Abstract

Home Network-Attached Storage (NAS) provides an easy way for data sharing and backup among multiple consumer electronic devices in home networks. Because of large capacity and cost effectiveness, disks are widely adopted in home NAS devices. In addition, data writes are common for many home NAS devices since these devices are usually used for data storage and backup. A writeback policy selects which dirty buffers are to be flushed to the disk, which is critical to the system performance under write-intensive workloads. In this paper, an intelligent writeback policy for home NAS called TESA is proposed. In contrast to most existing writeback policies, TESA considers both temporal and spatial information of the dirty buffers to improve the writeback performance.
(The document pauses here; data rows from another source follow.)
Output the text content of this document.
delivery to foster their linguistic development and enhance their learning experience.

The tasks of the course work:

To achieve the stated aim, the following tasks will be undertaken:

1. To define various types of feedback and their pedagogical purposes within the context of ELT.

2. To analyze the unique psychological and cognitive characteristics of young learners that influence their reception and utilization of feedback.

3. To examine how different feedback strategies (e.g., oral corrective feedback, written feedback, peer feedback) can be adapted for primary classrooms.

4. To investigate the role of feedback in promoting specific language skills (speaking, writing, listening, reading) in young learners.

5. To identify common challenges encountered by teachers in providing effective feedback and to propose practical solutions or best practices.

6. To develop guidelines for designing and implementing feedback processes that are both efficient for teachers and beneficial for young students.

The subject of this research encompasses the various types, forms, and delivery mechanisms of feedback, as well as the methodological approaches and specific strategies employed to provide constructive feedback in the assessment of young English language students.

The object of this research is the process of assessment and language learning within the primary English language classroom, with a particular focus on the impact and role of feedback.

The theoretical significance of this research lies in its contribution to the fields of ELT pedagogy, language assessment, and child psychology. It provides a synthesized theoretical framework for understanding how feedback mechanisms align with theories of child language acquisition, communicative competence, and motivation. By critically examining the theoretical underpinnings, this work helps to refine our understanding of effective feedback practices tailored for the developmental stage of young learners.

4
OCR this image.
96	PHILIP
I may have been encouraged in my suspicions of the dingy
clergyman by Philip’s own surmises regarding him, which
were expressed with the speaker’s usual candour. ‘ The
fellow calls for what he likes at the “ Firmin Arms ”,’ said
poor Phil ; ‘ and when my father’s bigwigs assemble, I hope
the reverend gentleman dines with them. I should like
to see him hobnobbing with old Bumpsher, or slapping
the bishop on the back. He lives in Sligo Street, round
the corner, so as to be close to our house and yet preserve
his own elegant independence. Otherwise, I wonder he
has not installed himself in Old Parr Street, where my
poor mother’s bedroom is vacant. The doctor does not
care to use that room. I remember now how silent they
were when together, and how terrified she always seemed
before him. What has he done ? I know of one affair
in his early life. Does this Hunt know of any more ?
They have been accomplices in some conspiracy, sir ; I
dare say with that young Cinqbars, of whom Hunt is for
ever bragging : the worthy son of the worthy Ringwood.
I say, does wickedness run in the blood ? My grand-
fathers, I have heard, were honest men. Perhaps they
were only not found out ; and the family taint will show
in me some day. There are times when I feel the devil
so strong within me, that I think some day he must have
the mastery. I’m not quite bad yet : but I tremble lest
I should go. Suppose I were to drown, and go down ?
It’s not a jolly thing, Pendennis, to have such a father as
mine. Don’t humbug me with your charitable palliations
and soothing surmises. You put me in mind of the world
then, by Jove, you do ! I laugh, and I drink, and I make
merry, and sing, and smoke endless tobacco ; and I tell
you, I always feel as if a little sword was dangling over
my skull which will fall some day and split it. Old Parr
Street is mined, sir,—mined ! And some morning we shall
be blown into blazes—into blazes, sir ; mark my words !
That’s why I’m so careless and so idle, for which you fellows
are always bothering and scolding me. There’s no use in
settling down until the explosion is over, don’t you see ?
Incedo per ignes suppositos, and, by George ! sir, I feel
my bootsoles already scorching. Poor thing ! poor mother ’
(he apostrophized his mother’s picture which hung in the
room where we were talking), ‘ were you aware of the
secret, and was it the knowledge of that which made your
Considering the temporal information helps to reduce the frequency of writing back recently used dirty buffers, and hence leads to reduced write traffic. Considering the spatial information causes a reduction in the overall seek time and rotation delay of the dirty buffer writeback. The TESA writeback policy was implemented on a NAS evaluation board running Linux kernel. The performance results shows that TESA yields a significant performance improvement (i.e., up to 33.1%) over the original writeback policy of Linux. Moreover, TESA outperforms the policy that considers only the temporal information of the dirty buffers by up to 21.0%, and it also has up to 10.9% performance improvement over a previous policy that considers both the temporal and spatial information.